Bush’s team will of course be manipulation the terror alerts, etc., for electoral purposes. They’ll also be using other less legal techniques. Look for more election scandals in key states like Florida. The Pubbies have learned they can “fix” elections, they’ll continue to try to do so. As a Dem, I hope they try something so illegal and blatant that it destroys Bush’s chances, but Rove is a slick character and will prolly keep them away from the edge that Nixon tumbled over.

This is why I like Dean as a candidate. I see fliers up for him at my college already and I’ve never, ever seen it before. I think he’s got a good foot in with young voters, kinda like Nader had. The Dems need to quit angling for the old (who, I think, are probably set in their voting patterns) and make a run at the young. It doesn’t take much to swing an election and if they got a bunch of young first-time voters, they could probably take it easily.

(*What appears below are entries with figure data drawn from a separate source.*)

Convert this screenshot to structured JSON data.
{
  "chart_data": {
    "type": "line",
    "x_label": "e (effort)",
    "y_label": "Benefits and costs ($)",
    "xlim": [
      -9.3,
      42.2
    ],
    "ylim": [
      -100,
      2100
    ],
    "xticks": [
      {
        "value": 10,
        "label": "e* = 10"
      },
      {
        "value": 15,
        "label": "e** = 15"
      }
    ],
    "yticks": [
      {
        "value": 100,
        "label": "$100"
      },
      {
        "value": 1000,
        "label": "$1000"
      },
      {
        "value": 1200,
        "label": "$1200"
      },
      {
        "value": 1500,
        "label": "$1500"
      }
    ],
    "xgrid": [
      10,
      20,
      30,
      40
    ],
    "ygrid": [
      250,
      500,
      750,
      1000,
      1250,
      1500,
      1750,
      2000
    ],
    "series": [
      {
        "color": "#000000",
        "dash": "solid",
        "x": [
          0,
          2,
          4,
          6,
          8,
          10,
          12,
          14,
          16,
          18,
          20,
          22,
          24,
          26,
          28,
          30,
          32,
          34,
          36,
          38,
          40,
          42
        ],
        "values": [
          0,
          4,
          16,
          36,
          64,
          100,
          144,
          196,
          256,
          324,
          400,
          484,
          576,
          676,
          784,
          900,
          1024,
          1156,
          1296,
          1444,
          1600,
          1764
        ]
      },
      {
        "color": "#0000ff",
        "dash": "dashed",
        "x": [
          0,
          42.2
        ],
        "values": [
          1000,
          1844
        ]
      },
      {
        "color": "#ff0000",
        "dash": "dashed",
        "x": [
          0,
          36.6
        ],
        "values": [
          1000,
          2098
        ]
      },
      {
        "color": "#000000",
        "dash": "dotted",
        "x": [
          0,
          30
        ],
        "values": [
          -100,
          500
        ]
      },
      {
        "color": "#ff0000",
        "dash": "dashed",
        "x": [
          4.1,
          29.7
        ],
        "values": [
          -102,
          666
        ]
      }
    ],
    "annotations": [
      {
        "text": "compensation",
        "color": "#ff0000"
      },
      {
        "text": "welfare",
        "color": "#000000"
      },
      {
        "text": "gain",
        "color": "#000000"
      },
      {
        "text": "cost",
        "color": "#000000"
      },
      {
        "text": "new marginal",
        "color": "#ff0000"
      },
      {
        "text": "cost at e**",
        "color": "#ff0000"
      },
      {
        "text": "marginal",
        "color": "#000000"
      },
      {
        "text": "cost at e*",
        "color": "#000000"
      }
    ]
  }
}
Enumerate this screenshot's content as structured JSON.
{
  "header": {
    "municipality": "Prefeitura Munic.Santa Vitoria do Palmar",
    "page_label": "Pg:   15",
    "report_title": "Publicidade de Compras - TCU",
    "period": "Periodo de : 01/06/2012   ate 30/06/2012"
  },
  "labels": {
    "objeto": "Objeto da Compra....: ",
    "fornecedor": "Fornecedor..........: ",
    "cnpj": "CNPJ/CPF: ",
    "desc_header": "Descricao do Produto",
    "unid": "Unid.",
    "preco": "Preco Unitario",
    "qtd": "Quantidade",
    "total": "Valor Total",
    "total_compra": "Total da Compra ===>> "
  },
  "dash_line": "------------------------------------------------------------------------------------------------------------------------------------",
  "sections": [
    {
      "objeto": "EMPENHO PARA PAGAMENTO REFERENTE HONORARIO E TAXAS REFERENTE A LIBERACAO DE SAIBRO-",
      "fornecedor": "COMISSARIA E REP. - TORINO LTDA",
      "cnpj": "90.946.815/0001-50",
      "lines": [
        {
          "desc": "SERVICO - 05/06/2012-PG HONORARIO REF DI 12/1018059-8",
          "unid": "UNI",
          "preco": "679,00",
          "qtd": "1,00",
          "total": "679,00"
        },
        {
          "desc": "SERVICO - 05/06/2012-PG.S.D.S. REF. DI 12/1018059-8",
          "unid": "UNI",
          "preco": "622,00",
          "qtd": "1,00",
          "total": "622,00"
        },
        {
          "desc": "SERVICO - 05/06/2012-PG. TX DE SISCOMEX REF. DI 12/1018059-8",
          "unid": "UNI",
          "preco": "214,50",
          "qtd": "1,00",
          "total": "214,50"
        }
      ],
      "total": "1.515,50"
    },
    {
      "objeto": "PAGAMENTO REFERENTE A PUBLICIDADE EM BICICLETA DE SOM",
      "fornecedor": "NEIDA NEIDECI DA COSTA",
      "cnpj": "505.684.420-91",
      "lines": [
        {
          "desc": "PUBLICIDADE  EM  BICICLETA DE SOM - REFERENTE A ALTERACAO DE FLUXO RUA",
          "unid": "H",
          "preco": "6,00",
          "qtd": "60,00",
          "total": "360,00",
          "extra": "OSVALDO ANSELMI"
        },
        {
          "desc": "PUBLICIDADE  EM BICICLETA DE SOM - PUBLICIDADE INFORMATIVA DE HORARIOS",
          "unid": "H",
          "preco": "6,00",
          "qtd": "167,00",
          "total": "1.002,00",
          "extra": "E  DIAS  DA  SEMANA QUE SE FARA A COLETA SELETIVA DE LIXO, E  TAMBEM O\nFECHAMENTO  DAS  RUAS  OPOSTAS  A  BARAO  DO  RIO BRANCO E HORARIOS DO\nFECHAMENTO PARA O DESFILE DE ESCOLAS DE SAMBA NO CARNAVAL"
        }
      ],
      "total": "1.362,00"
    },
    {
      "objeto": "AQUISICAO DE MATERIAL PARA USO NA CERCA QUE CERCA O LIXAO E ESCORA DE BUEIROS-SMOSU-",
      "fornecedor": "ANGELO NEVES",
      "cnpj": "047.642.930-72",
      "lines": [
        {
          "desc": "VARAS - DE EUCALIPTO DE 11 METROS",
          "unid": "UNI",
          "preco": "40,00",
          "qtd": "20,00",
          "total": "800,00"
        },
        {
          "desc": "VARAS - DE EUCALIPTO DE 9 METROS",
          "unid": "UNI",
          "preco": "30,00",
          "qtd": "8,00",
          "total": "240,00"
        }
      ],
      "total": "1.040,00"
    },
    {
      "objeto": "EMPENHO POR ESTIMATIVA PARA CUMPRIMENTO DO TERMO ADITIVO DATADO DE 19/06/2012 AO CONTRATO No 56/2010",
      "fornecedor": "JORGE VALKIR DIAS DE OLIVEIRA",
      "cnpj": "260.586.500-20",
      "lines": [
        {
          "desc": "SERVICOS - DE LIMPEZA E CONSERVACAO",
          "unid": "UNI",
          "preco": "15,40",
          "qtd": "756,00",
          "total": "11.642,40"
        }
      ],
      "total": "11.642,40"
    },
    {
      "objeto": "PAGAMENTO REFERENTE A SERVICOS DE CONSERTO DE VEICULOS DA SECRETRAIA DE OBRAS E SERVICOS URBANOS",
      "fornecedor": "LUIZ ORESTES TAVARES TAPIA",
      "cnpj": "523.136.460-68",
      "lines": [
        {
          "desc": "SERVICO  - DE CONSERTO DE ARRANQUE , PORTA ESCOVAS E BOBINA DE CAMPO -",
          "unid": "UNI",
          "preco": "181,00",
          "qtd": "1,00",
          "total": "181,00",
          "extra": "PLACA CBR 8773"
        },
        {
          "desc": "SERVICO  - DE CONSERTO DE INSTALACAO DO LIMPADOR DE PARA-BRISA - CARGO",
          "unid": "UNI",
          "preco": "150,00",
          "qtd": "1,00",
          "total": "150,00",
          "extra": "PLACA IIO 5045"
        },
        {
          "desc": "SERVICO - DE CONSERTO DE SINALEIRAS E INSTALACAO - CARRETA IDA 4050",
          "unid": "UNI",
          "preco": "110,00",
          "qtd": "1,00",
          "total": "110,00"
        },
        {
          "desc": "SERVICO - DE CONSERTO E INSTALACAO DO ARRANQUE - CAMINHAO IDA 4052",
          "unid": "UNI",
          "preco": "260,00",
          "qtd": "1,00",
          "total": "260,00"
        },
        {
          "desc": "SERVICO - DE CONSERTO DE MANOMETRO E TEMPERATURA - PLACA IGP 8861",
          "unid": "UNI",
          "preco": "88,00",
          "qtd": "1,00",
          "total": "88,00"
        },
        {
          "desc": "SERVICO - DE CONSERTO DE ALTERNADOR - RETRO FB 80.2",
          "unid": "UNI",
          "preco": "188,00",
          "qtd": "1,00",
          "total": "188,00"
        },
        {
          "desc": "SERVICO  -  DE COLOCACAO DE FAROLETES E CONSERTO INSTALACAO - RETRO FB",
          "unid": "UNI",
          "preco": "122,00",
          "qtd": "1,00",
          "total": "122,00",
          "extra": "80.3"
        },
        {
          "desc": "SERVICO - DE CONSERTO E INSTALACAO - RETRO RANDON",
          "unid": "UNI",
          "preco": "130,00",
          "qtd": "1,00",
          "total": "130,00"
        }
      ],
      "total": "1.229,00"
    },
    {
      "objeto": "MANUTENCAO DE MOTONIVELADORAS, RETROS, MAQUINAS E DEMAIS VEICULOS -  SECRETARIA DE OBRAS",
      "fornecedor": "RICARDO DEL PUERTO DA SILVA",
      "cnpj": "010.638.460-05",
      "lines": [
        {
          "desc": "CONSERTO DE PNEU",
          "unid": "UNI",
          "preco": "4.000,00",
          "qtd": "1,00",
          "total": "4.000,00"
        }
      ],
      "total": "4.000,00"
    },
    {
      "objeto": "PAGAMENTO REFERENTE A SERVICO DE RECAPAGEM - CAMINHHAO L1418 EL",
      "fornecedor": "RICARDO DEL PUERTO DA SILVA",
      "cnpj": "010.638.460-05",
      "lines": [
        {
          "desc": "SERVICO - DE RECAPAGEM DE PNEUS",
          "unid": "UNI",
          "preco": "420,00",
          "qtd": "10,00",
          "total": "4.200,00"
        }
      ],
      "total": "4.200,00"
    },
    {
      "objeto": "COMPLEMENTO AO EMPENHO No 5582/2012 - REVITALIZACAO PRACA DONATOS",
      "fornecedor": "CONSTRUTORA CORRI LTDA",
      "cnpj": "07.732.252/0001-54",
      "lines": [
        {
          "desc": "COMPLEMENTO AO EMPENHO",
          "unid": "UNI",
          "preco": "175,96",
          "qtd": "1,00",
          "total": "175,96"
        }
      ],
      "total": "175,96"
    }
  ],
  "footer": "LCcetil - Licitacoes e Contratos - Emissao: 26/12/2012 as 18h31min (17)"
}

But, the political Common Sense is “Young people don’t vote.”

Like most folks who have so far weighed in, I’d sure like it to be true that Bush is increasingly vulnerable, but the pragmatist in me knows it’s way too early to make such a call. The experience of '94, when the Pubbies utterly destroyed the burgeoning Dem revolution but Clinton came back and handily won '96, compared to '88-90 when Bush the Elder looked invulnerable but got squashed in '92, means you can’t tell anything this far out.

One thing about Dean interests me, though. (Actually, many more things interest me, but this is the one I’m gonna talk about.) The Pubbies, predictably, will try to tar him as a liberal, as usual, even though his record in Vermont is decidedly centrist. Karl Rove, a few weeks ago, was asked how he’d feel if Dean were the challenger, and Rove responded, “Bring him on,” which the right-wingers have crowed about as evidence of Dean’s hopelessness as a candidate.

But what is Rove going to say, really? “No, we’d rather not face him”? Wouldn’t that be the surest boost to any candidate’s popularity? Rove is enough of a manipulator that he might try something like, “Hey, Dean’s a patsy, send him if you want. But it’s that Kucinich who really scares us. We don’t think we have a chance against him. And don’t be throwin’ us in no briar patch, neither.” Maybe I’m reading too much into it, but I can’t believe Rove would ever say what he really thinks about such an issue; he’s always going to say what will have the most political benefit in the short or long run.

Just out of curiosity, which is the exception?